Set up an GPU instance (p2.xlarge: Ubuntu 16.04+k 80 GPU) for deep learning on AWS

Roger Xu Jiang
5 min readMay 9, 2017

--

As well known, GPUs in general can accelerate the training of neural network models. Most deep learning frameworks include GPU support. Instead of buying a GPU and managing a server on yourself, I find it fairly convenient to use one of the GPU instances on AWS, such as p2.xlarge.

This post gives an introduction on how to set up a GPU instance (p2.xlarge with Ubuntu 16.04+k80 GPU) for deep learning on AWS.

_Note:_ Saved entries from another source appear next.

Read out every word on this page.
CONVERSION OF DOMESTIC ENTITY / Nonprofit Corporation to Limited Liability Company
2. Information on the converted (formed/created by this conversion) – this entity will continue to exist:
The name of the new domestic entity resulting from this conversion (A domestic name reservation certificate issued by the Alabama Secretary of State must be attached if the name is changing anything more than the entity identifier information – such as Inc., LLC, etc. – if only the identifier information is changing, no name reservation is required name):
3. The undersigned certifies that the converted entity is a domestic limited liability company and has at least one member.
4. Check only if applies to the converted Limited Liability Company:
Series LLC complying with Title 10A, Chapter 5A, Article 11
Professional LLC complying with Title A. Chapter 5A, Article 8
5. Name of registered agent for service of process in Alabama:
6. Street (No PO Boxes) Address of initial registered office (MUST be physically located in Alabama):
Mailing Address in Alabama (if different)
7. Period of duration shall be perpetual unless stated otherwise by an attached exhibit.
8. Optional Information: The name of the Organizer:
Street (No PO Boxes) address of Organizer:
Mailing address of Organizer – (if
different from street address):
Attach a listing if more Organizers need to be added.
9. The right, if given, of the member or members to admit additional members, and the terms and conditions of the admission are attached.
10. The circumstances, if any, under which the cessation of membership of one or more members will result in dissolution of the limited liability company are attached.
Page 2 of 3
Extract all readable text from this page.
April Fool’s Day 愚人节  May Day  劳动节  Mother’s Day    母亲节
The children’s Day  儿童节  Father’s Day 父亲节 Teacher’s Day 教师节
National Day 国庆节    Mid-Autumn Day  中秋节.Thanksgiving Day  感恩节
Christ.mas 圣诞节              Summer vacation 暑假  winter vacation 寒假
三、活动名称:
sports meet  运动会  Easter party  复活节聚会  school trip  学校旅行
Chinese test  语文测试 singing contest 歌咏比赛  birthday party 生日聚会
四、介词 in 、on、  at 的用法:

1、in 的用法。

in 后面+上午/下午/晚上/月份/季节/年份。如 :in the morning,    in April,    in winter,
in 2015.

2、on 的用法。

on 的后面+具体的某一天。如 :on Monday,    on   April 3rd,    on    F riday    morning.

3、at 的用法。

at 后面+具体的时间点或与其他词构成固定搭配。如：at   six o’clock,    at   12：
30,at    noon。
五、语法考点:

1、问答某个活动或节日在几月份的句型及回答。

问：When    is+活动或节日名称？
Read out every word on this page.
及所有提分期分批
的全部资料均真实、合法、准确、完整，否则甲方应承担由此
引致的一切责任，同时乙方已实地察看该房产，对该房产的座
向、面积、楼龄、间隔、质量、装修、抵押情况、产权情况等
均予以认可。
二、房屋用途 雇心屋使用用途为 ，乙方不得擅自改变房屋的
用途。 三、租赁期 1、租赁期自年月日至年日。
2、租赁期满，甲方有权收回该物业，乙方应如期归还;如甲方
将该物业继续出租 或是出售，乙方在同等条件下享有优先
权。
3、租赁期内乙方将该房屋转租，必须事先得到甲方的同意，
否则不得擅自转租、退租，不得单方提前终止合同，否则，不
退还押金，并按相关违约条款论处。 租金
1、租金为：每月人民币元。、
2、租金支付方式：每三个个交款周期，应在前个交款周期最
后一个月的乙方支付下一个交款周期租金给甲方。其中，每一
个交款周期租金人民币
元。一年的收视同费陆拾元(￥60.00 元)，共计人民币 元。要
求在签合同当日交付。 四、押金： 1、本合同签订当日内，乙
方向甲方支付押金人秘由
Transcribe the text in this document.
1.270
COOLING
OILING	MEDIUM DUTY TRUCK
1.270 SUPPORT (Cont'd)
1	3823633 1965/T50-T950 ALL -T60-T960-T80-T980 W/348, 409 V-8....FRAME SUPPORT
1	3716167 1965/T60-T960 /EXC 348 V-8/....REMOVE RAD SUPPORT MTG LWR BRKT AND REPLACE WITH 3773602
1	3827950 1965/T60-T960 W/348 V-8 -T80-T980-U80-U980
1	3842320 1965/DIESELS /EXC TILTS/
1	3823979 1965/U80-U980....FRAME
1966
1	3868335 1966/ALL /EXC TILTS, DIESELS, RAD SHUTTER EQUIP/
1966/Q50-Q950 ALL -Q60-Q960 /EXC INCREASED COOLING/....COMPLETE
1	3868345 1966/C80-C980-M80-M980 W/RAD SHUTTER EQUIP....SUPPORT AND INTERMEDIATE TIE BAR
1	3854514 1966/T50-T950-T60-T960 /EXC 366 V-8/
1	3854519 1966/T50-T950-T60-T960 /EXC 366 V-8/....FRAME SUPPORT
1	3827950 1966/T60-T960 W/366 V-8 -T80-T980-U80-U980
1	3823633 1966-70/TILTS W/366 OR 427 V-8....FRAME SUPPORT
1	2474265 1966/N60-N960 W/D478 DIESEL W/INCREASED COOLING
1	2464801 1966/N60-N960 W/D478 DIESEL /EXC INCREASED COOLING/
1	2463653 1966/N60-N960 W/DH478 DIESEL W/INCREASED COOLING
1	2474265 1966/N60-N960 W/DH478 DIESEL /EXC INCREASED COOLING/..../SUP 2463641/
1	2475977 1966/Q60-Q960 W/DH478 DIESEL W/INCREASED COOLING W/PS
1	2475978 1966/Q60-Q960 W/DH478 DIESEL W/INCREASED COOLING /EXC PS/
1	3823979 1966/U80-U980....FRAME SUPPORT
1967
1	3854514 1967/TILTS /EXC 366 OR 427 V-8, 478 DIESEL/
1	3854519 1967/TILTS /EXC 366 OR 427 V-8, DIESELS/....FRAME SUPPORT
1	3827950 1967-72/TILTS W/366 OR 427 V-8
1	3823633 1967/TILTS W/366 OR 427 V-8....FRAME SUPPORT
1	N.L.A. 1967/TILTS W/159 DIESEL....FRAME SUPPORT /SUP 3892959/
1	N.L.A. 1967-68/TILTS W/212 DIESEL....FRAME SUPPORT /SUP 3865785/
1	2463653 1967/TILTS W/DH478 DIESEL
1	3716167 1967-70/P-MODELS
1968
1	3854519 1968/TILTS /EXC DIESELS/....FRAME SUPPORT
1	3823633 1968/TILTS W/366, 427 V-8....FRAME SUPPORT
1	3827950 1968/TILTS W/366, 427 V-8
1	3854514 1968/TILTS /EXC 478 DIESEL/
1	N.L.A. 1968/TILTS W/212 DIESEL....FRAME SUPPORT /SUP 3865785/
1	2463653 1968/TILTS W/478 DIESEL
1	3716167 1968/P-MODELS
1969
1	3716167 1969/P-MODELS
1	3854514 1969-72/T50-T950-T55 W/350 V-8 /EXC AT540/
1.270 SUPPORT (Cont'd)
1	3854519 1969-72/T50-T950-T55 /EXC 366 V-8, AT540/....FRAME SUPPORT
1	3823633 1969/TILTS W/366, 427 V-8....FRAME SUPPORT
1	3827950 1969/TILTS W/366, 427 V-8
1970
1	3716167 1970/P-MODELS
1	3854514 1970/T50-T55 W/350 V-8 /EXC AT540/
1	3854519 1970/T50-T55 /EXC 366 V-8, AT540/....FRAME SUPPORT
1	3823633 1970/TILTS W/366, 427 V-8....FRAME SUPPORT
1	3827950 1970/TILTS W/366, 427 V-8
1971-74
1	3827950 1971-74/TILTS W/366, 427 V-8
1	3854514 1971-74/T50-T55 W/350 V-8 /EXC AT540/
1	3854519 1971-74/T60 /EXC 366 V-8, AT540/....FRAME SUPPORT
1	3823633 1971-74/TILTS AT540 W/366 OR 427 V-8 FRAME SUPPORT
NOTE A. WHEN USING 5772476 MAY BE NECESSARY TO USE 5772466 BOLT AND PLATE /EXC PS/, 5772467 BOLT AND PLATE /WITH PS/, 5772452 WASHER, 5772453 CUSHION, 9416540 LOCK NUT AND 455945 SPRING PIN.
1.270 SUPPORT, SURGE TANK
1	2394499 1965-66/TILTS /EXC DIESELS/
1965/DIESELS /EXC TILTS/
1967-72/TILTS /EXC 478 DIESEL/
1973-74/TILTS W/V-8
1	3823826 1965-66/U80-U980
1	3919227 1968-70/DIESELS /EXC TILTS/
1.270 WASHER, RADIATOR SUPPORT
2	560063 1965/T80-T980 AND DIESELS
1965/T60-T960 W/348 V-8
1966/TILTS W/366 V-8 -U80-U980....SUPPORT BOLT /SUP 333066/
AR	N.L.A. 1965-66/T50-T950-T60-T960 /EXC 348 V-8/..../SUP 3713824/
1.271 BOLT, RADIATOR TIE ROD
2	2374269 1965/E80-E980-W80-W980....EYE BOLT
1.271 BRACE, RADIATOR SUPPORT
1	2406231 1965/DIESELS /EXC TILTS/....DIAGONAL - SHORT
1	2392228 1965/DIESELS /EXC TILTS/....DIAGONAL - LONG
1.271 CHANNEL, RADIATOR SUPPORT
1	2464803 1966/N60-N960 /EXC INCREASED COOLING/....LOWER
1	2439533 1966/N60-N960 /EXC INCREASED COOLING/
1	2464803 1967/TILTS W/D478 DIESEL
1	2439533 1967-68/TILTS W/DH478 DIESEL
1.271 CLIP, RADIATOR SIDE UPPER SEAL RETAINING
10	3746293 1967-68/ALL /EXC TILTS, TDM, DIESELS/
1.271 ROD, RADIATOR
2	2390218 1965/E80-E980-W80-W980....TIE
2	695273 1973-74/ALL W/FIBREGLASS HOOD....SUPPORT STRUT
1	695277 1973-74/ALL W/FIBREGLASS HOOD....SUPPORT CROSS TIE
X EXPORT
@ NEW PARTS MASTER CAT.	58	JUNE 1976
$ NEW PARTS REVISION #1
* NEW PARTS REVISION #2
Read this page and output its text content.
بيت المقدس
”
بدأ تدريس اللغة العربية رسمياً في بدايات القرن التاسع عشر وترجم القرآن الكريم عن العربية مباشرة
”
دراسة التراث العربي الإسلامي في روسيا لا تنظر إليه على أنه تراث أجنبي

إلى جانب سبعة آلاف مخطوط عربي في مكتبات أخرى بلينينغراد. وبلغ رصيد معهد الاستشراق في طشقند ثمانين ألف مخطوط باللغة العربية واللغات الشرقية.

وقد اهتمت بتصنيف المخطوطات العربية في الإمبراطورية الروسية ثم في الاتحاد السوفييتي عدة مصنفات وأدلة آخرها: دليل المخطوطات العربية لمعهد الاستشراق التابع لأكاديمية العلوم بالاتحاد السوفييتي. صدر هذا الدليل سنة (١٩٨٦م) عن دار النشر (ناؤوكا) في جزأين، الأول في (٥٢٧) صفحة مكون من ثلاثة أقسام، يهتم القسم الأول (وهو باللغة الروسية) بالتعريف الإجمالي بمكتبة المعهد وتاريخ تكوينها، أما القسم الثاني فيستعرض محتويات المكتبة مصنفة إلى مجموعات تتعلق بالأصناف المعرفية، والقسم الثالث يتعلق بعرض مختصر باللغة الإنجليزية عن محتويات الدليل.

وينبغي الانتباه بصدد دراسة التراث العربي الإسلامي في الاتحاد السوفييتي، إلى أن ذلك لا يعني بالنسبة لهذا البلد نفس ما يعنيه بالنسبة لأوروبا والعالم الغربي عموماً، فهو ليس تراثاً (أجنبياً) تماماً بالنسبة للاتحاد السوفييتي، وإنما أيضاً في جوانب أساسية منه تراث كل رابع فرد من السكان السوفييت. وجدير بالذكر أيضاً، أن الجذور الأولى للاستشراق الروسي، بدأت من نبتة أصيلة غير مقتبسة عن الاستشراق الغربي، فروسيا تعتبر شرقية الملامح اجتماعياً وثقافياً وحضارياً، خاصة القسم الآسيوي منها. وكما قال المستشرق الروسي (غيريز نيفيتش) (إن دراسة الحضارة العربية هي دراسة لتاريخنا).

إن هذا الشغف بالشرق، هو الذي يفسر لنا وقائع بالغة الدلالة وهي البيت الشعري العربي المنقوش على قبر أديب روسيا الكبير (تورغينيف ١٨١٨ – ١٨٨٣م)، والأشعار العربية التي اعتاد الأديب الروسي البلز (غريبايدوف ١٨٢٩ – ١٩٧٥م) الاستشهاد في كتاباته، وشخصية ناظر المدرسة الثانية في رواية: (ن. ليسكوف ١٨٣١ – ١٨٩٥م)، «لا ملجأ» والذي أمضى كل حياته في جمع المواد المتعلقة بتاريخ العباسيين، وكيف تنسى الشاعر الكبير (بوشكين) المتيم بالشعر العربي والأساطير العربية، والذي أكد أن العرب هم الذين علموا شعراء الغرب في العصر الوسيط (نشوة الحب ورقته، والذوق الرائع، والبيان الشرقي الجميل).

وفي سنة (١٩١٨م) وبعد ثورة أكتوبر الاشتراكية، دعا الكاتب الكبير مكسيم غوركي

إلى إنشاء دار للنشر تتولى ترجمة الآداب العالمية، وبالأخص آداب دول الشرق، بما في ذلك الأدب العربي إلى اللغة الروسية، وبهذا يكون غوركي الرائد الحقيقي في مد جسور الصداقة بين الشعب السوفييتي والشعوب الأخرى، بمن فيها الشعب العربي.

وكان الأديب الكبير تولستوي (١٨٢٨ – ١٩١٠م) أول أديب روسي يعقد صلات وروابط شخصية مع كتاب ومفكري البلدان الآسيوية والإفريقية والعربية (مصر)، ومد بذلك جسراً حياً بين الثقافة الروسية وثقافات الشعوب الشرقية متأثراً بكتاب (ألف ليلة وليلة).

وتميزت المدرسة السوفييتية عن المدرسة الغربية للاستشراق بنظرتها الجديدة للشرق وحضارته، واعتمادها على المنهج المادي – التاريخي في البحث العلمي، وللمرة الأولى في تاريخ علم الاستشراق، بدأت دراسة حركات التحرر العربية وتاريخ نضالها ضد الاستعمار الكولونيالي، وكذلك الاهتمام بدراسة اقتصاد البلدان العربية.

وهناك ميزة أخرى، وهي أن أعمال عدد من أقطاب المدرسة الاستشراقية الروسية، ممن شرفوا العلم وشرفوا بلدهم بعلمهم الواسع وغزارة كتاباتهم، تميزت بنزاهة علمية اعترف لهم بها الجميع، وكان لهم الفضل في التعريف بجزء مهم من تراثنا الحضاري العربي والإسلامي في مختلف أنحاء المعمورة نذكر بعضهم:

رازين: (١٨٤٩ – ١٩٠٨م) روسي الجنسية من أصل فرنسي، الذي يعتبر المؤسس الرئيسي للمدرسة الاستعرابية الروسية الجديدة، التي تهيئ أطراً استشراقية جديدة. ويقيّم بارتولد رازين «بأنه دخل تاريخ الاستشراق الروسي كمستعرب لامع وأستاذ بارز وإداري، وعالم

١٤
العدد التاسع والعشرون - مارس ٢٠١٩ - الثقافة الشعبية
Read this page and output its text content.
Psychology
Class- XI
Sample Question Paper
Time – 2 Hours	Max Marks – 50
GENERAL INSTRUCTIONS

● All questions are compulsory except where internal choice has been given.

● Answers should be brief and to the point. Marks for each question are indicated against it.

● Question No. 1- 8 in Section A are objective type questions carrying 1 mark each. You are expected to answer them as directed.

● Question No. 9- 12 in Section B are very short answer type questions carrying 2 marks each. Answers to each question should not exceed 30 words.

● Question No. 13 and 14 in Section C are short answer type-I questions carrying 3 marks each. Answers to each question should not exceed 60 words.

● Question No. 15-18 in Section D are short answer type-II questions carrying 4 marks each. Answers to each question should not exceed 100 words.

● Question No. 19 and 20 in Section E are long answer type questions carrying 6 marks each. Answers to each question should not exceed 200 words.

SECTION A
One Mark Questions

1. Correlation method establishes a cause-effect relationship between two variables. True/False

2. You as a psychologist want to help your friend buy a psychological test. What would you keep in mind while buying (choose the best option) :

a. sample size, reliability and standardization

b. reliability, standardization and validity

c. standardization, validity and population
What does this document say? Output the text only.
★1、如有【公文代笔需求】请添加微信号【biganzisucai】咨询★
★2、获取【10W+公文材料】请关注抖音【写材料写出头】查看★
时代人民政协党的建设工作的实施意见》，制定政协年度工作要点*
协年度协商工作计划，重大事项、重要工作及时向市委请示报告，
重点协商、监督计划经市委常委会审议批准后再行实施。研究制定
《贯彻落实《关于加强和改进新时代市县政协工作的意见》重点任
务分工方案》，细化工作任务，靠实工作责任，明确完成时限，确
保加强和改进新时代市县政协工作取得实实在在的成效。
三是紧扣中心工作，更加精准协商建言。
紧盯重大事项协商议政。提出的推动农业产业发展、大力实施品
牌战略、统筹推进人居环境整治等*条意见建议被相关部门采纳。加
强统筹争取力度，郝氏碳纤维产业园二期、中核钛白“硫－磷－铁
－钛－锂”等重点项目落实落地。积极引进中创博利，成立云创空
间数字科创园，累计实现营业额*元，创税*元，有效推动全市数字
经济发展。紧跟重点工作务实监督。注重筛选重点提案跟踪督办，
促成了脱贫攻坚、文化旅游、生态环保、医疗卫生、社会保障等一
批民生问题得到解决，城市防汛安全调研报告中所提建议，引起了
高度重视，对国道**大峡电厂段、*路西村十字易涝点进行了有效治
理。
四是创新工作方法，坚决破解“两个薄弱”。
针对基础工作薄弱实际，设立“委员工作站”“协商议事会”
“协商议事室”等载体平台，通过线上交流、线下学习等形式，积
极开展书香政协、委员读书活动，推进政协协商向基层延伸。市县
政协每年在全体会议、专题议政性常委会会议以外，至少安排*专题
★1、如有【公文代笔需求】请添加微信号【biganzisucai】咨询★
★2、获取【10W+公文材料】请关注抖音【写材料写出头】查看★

You will need to register an AWS account and request a p2.xlarge ubuntu 16.04 instance, which comes with a Nvidia k80 GPU and a 61 GB RAM. AWS provides two pricing options, “on-demand” and “spot”. I will try to create a separate post to compare them in the future. For now, you can start with “on-demand” and it’s $0.9/hour as of August 2017.

Then ssh to the instance:

ssh -i your_aws_key.pem ubuntu@your_public_ip

Update the package list and upgrade the actual packages for your new server:

sudo apt-get update 
sudo apt-get dist-upgrade

I find it very handy to use htop to monitor the CPU and Memory usages. You can install it with apt-get:

apt-get install htop

I always use anaconda to do all the python repositories management and highly recommend you to do this:

cd /tmp
curl -O https://repo.continuum.io/archive/Anaconda2-4.3.0-Linux-x86_64.sh
bash Anaconda2–4.3.0-Linux-x86_64.sh

Create an “virtual environment” with the name of py2 using anaconda and activate py2:

conda create -n py2
source activate py2

To check your GPU information:

lspci -nnk | grep VGA -A8

This shows the following on a p2.xlarge instance:

00:1e.0 3D controller [0302]: NVIDIA Corporation GK210GL [Tesla K80] [10de:102d] (rev a1)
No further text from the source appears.